Bu dernekte deli geçinenler; “deli değil”, “işi deliliğe vuran akıllılar.”
İşi deliliğe vurup arada geçinmek istiyorlar.
Hepsinin malı, mülkü ve de çok parası var.
Delinin, “donundan” başka hiçbir şeyi olmaz.
Deliler, “bir lokma, bir hırka” felsefesiyle yaşayan insanlardır.
Deli; bulursa yer, bulmazsa aç gezer.
Günümüzde deliliğin de, şerefini “on paralık” ettiler.
Merak ediyorum.
Deli geçinen bu akıllılar.
Niye “gerçek delilere” davetiye göndermediler.
Bi deli siz misiniz ya? Ayıp Ayıp… Deliliği bu kadar ayağa düşürmeyin ya. Bizim Yenice delileri sizin yaptığınızı duymasın. Sizleri mangalda sucuk yaparlar sonra.

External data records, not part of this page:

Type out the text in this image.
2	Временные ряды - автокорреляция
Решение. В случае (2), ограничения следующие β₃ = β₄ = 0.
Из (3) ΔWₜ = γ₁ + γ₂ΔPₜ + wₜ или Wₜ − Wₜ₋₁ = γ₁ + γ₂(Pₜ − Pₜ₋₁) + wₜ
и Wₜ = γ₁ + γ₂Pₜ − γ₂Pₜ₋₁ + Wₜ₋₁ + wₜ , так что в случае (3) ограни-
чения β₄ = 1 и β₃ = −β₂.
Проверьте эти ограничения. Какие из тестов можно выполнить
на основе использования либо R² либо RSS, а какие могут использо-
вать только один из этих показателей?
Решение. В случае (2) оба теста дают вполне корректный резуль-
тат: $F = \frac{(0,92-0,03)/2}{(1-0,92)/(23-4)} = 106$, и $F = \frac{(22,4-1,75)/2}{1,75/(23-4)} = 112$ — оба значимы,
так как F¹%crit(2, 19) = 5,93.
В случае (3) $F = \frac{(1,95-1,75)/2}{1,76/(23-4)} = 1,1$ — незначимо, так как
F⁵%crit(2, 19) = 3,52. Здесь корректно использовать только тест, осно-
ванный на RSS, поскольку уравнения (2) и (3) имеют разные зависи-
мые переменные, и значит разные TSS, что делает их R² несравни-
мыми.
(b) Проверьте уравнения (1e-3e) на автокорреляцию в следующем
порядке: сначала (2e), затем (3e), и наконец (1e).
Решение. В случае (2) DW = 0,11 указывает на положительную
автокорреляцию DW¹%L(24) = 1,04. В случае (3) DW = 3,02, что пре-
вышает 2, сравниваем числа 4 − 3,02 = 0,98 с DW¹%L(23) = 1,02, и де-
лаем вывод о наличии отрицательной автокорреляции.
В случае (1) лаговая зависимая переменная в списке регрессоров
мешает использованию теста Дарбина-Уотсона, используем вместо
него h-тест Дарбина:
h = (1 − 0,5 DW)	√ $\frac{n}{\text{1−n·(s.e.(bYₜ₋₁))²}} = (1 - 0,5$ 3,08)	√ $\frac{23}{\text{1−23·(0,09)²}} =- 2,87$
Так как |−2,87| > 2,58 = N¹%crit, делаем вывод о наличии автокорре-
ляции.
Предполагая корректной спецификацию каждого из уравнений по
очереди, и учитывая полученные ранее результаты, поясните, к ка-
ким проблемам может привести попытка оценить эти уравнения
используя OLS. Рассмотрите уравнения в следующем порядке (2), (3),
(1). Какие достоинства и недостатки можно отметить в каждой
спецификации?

Kongre yaparken; ”Lapseki Dumanlıdağ’da” yaptıkları, ”mangal partisinde” kaç deliyi doyurdular? Kaç deliyi giydirdiler, ilaç aldılar? Sıfır oğlu sıfır.
Deliliğim tutarsa, ben bu derneği kapatırım. Yok yok. Yenice’nin “gerçek delilerini” toplayıp kongreyi basarım valla.
En yaşlı üye olan Nevruzlu Deli İbram başkanlığında, “deliler konseyini” toplarım. Yanımıza da , “Günay’ı”, ”Haşim’i” , ”Memati ve “Laz Ziya’yı da” aldık mı önümüzde kimse duramaz.
Yoksa “delilik” elden gidiyor.
Adamın biri otomobili ile giderken, delilerin olduğu hastanenin önünden geçiyormuş. Arabasının tekeri bijon kesmiş.Adam oturmuş telefonla tamirci çağırıp bijon istemeye çalışmış, olmamış. Duvarın üstünde oturan delilerden biri adama seslenmiş.
-Kara kara düşünme. Her tekerlekte dört bijon var. Birer tanesini sök. Tekeri tak. Git gideceğin yere. Sonra bijonları tamamlarsın.
Adam şaşkın. Delilere dönüp:
-Siz deli değil misiniz? Bunu nasıl biliyorsunuz?
Deli cevap vermiş:
Biz deli olmasına deliyiz. Deliyiz de sizin gibi “fikirsiz” değiliz.
Bu memleketi “deli” geçinen “akıllılardan”, ”akıllı” geçinen ”fikirsizlerden” kurtarmak lazım.
Yoksa işimiz zor.
Yaşasın “gerçek delilik”
“Akıllılar” bir araya gelip “birlik” olamıyor. Ortalık toz duman. Kerim’in arpa tarlası yanıyor.
Yangına körükle gidelim.
Öyleyse son söz.
“Bütün deliler birleşin.”
Çoook önemsiz bir not: Bu yazının başlığında geçen “veliler” kelimesi süs için yazılmıştır. Bu devirde “veli” yok. ”Sahte Peygamber” verelim. Keh.keh…
Önemli sayılabilecek not: Bu yazı bilimsel bir yazı değildir.